Alrededor de 2100 millones de personas en todo el mundo carecen de agua potable en sus hogares, según un informe de la Organización Mundial de la Salud (OMS) emitido en julio de 2017. La cifra, que parece ser un dato más de los muchos que debemos observar, nos deja con ganas de hacer barullo social para expresar nuestro descontento, pero, ¿ante quién?

Los mecanismos tradicionales de los Estados; estipulados para regular y normar que el acceso al agua potable se entienda y se practique como un derecho humano inexcusable; acusan muchas falencias. De hecho, no han logrado hasta el momento ni siquiera reducir este número y menos posibilitar que “la naturaleza pueda estar al servicio del agua”, como propugna la Asamblea General de las Naciones Unidas.

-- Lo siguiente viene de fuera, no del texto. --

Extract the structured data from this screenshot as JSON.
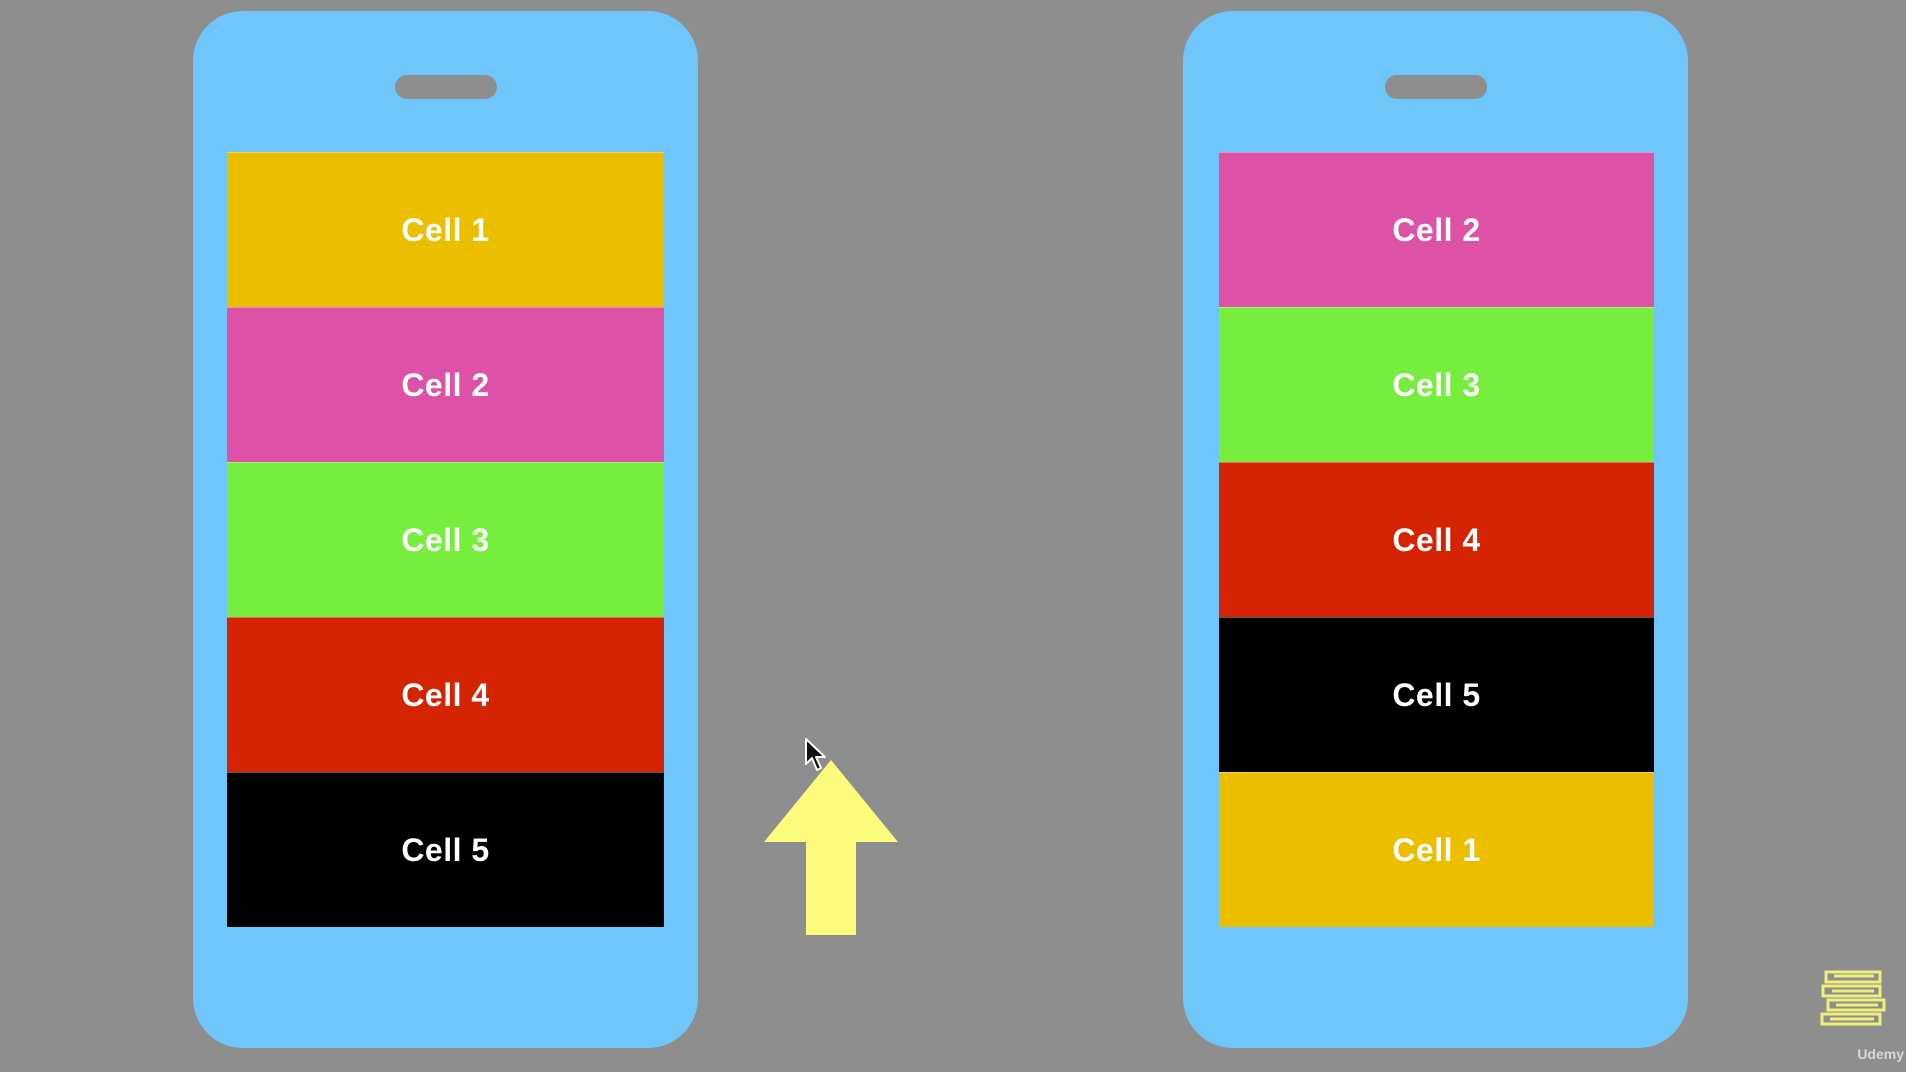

Cada 22 de marzo nos rasgamos las vestiduras para recordar el día del agua. Este año, en particular, hicimos más aspavientos porque ese mismo día se dio inicio al denominado Decenio Internacional para la acción, “Agua para el Desarrollo Sostenible”, que implica pensar el agua como algo vital para alcanzar niveles de desarrollo que no pongan en riesgo a la naturaleza y, por supuesto, al propio recurso agua.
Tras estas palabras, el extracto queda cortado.